I made a pot of coffee and got breakfast together before Steve was up, enjoying the quiet murmur of the morning sounds. Steve got coffee served while still in his bag, but eventually joined me in the lounge chairs. Three cedar waxwings flew in – we solemnly watched each other. My experience with waxwings are the chattering, fussing flock that would breeze through my yard every spring, feasting on the Cotoneaster berries along the fence. But, these birds are silent and still, making it easy to examine their fierce black eye markings and the flashy red “wax” of their wingtips.
We decide to move on, getting well ahead of our discourteous neighbors. A few of the group had started moving as we enjoyed our morning coffee, but it would be hours before they got themselves and their dozen coolers packed up and back on the river.
A baggage boat from another trip floats by our camp – they passed our camp yesterday, too, but they had landed well before we planned to stop. This is borderline river etiquette – sending baggage boats racing ahead of the main group to snag campsites ahead of other groups. While this assures that a large group gets a large enough site, this also violates the social mores of keeping all the trip together. It spells out the difference between commercial trips, controlling the uncertainty for their guests, and the private parties, like us, who are there to experience what the river brings, and not to maintain an itinerary and schedule.
The oarsman on the baggage boat tells us that they are headed for Buckskin Mary, one of the last, large camps before the BLM drive-in camps above Maupin. We had vaguely considered boating down to Buckskin Mary ourselves – it’s one of the last shady places to stage before the last run to the take-out. We contemplated other options, not wanting to leave too many miles to cover tomorrow to Maupin.

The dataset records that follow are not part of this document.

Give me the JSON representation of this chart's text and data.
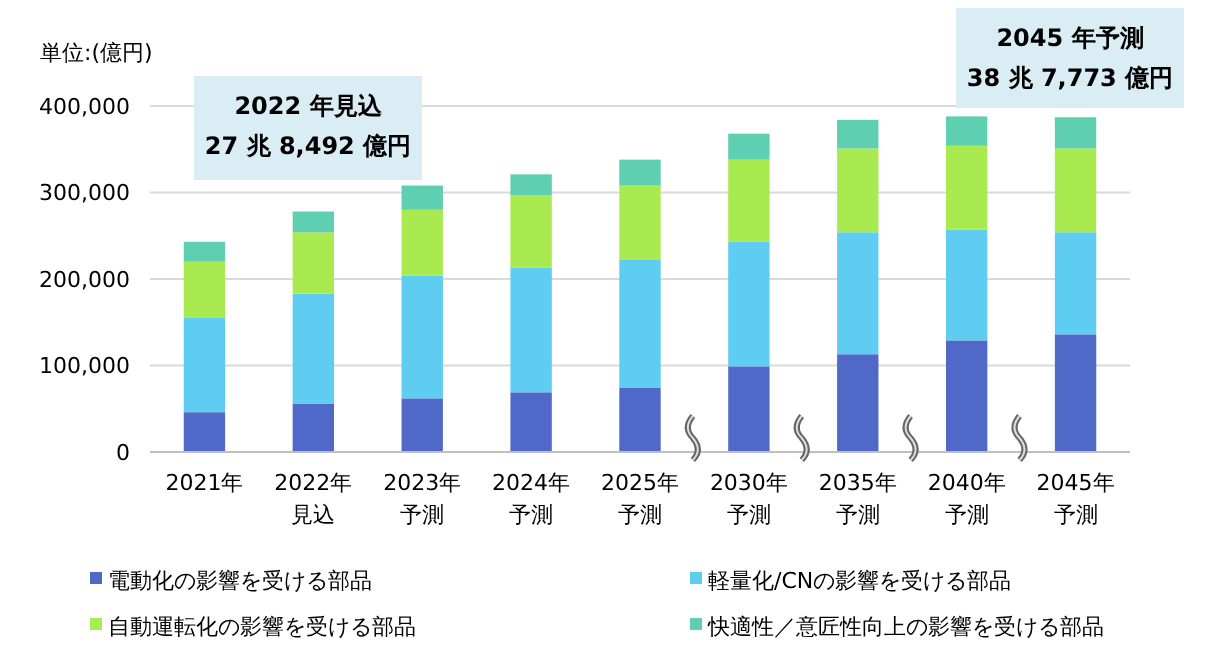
{
  "chart_data": {
    "type": "bar",
    "stacked": true,
    "ylabel": "単位:(億円)",
    "categories": [
      "2021年",
      "2022年見込",
      "2023年予測",
      "2024年予測",
      "2025年予測",
      "2030年予測",
      "2035年予測",
      "2040年予測",
      "2045年予測"
    ],
    "series": [
      {
        "name": "電動化の影響を受ける部品",
        "color": "#5068c8",
        "values": [
          46000,
          56000,
          62000,
          69000,
          74000,
          99000,
          113000,
          129000,
          136000
        ]
      },
      {
        "name": "軽量化/CNの影響を受ける部品",
        "color": "#5fccf2",
        "values": [
          109000,
          127000,
          142000,
          144000,
          148000,
          144000,
          141000,
          128000,
          118000
        ]
      },
      {
        "name": "自動運転化の影響を受ける部品",
        "color": "#a8ea50",
        "values": [
          65000,
          71000,
          76000,
          84000,
          86000,
          95000,
          97000,
          97000,
          97000
        ]
      },
      {
        "name": "快適性／意匠性向上の影響を受ける部品",
        "color": "#5ecfb0",
        "values": [
          23000,
          24000,
          28000,
          24000,
          30000,
          30000,
          33000,
          34000,
          36000
        ]
      }
    ],
    "ylim": [
      0,
      400000
    ],
    "yticks": [
      {
        "value": 0,
        "label": "0"
      },
      {
        "value": 100000,
        "label": "100,000"
      },
      {
        "value": 200000,
        "label": "200,000"
      },
      {
        "value": 300000,
        "label": "300,000"
      },
      {
        "value": 400000,
        "label": "400,000"
      }
    ],
    "grid": "y",
    "legend": "bottom",
    "annotations": [
      "2022 年見込\n27 兆 8,492 億円",
      "2045 年予測\n38 兆 7,773 億円"
    ]
  }
}
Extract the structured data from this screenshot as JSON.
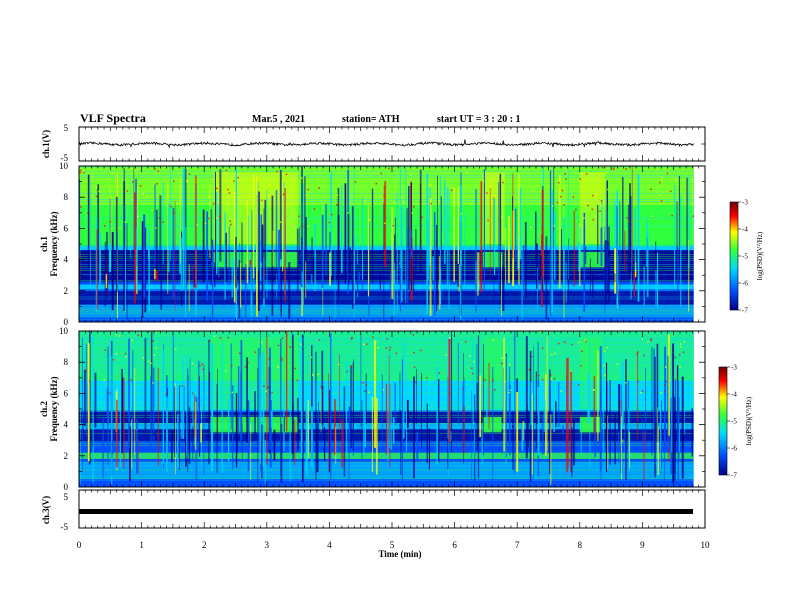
{
  "header": {
    "title": "VLF Spectra",
    "date": "Mar.5  , 2021",
    "station": "station= ATH",
    "start": "start  UT  =   3  : 20 : 1"
  },
  "chart_data": [
    {
      "type": "line",
      "name": "ch1-voltage",
      "ylabel": "ch.1(V)",
      "ylim": [
        -5,
        5
      ],
      "yticks": [
        "5",
        "-5"
      ]
    },
    {
      "type": "heatmap",
      "name": "ch1-spectrogram",
      "ylabel_line1": "ch.1",
      "ylabel_line2": "Frequency (kHz)",
      "ylim": [
        0,
        10
      ],
      "yticks": [
        "0",
        "2",
        "4",
        "6",
        "8",
        "10"
      ],
      "colorbar": {
        "label": "log(PSD)(V²/Hz)",
        "range": [
          -7,
          -3
        ],
        "ticks": [
          "-3",
          "-4",
          "-5",
          "-6",
          "-7"
        ]
      }
    },
    {
      "type": "heatmap",
      "name": "ch2-spectrogram",
      "ylabel_line1": "ch.2",
      "ylabel_line2": "Frequency (kHz)",
      "ylim": [
        0,
        10
      ],
      "yticks": [
        "0",
        "2",
        "4",
        "6",
        "8",
        "10"
      ],
      "colorbar": {
        "label": "log(PSD)(V²/Hz)",
        "range": [
          -7,
          -3
        ],
        "ticks": [
          "-3",
          "-4",
          "-5",
          "-6",
          "-7"
        ]
      }
    },
    {
      "type": "line",
      "name": "ch3-voltage",
      "ylabel": "ch.3(V)",
      "ylim": [
        -5,
        5
      ],
      "yticks": [
        "5",
        "-5"
      ],
      "xlabel": "Time (min)",
      "xlim": [
        0,
        10
      ],
      "xticks": [
        "0",
        "1",
        "2",
        "3",
        "4",
        "5",
        "6",
        "7",
        "8",
        "9",
        "10"
      ]
    }
  ],
  "colors": {
    "c_low": "#00008c",
    "c_blue": "#0050ff",
    "c_cyan": "#00d8ff",
    "c_green": "#30ff40",
    "c_yellow": "#ffff00",
    "c_red": "#ff0000",
    "c_high": "#6e0000"
  }
}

Soon after we pushed off from shore, we saw a family of kestrels. Like the osprey, the fledglings were nearly full grown, but still certain that their parents were responsible for their meals. It made me wonder about the success rate of the transition to self-feeding, and if there are those who never make the transition. I find myself wishing the success rate is high.
As the morning unfolds, the clouds break up. This stretch of the river is more open: fewer ospreys and kingfishers, and many more crows and signs of human habitation. Another family of kestrels and a family of Canada geese, and plenty of mergansers, ducks, and turkey vultures; one single red-tailed hawk.
We checked out a couple of camps once we cleared the private property, and pulled over at Hole in the Wall for a “comfort break.” Steve pulled out his rod and started casting. A flotilla of noisy Boy Scouts came around the bend – the group attached to the baggage boats. They only had paddles and minimal gear in their rafts; to be on this stretch of the river meant you had to have camped at least one or two days on the river. That sealed it for us: if there 18 noisy Boy Scouts headed to Buckskin Mary, then we were not. We unloaded the boat right then and there, set up our chairs in the shade and pulled out lunch and the cribbage board.
The clouds began to darken in the west, and suddenly there was a flash of lightning and crack of thunder in the distance. We waited to see if this would build to anything of substance. It did. The wind began to gust, and we jumped up to set up the tent as the clouds began to spatter rain. A gust picked up the tent, complete with our sleeping bags and clothing inside, before we could get the corners staked down. By the time we got everything gathered and secured, climbing into the tent was like climbing into a small, ripstop nylon sauna. The incoming front had not dropped the temperatures, and when our tent is buttoned down, there is no real circulation of outside air.
It rained hard, but briefly. We were soon back out in our (damp) chairs, with a flock of bushtits picking off all the little insects accumulated in the branches of the hackberry tree above us. They were unconcerned by us, and came back several times to glean bugs from the tree. We watched chukar among the rocks on both sides of the river, and were treated to the song of a canyon wren as the sun slid closer to the horizon. Frenzied hatches of caddisflies circled the tops of bushes and the tops of our heads – we wondered if they would disappear before the bats came out for the evening. The moon rose, a dazzling display on the water for such a not-nearly full orb.